How does Celestial Radiance affect allies who use darkness or shadow spells

dnd-3.5espells

I am running a campaign with clerics, wizards and shadowcasters.

One of the PCs, a cleric, wants to choose a celestial brilliance spell. That's not a problem.

The problem lays in how this spells works with other spells:

Celestial brilliance brought into an area of magical darkness (or vice versa) is temporarily negated, so that the otherwise prevailing light conditions exist in the overlapping areas of effect.

Celestial brilliance counters or dispels any darkness spell of equal or lower level, such as deeper darkness.

(Book of Exalted Deeds pg. 94)

Does the light from this spell affect shadow and spells with dark attribute used by allies, such as the clerics, wizards, and shadowcasters I mentioned above?

Best Answer

The first and most important thing: negating and countering/dispelling are separate. They don’t both happen from the same casting of the spell.

Negating

Negating is what happens when you cast celestial brilliance normally—it creates light in the area, except for the parts of the area that overlap with magical darkness. In those spots, instead of creating light, it negates the magical darkness (just as the magical darkness negates its light).

Applies to everyone equally

Celestial brilliance does what it does equally to everyone. There is nothing in the spell that allows the caster to limit its effect on allies. Anything it does to enemies, it does to allies too (and to the cleric themselves!). Likewise, anything it doesn’t do to allies, it also doesn’t do to enemies.

That includes the negating

So yes, celestial brilliance negates magical darkness, both from allies and enemies. But this is only “darkness,” not all dark or shadow-based magic. You are looking for the “[Darkness]” descriptor in the spell description, after the school. For example, deeper darkness has “Evocation [Darkness]” on the second line—that is what celestial brilliance interferes with.

If something has “[Darkness]” then celestial brilliance negates it in the area where they overlap. If something has something to do with darkness or shadow or whatever, but doesn’t have “[Darkness],” then it works fine in celestial brilliance.

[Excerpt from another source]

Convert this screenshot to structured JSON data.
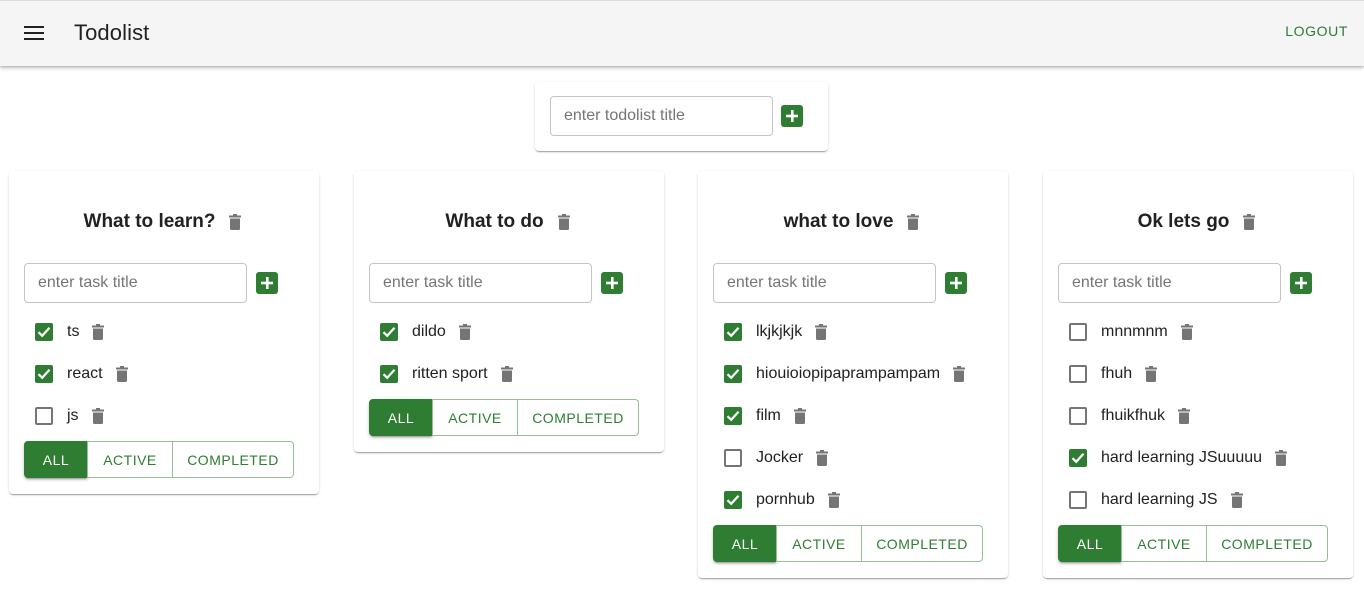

Shadow spells and darkness spells are separate

“Shadow spells” are those that have “Illusion (Shadow).”

“Darkness spells” are those that have “[Darkness].”

The two aren’t the same! Shadow evocation is a shadow spell, but not a darkness spell. Deeper darkness is a darkness spell, but not a shadow spell. And celestial brilliance only negates darkness spells, not shadow spells.

So if the cleric’s wizard ally casts deeper darkness, the cleric’s celestial brilliance negates it where they overlap. The same for a shadowcaster’s black candle mystery used to create darkness (Tome of Magic pg. 142). And if an enemy babau demon casts darkness, celestial brilliance negates that too.

However, if the wizard casts shadow evocation, celestial radiance doesn’t do anything to it. And likewise for enemy wizards, they can also use shadow evocation within celestial brilliance with zero problems.

Finally, despite the name, shadow magic isn’t always technically in the “(Shadow)” subschool. Celestial brilliance doesn’t do anything to shadow spells in the first place, but if something does, it only works on the mysteries that actually have the “Illusion (Shadow)” school, like ephemeral image (Tome of Magic pg. 145).

And shadow mysteries like bolster—which is just “Transmutation,” no “(Shadow)” or “[Darkness]”—are not affected by anything that interferes with shadow spells or darkness spells, because it isn’t a shadow spell or darkness spell—it’s just a Transmutation.

Countering and dispelling

Countering or dispelling are alternate uses of the spell—instead of casting celestial brilliance, you can use the prepared celestial brilliance spell to counter or negate a [Darkness] spell of lower level. If you do this, you don’t get the usual effect of celestial brilliance—no light—and instead just eliminate the [Darkness] spell of whatever you countered or dispelled. Countering and dispelling are targeted effects, so you can (and probably would) choose to use them only on enemies.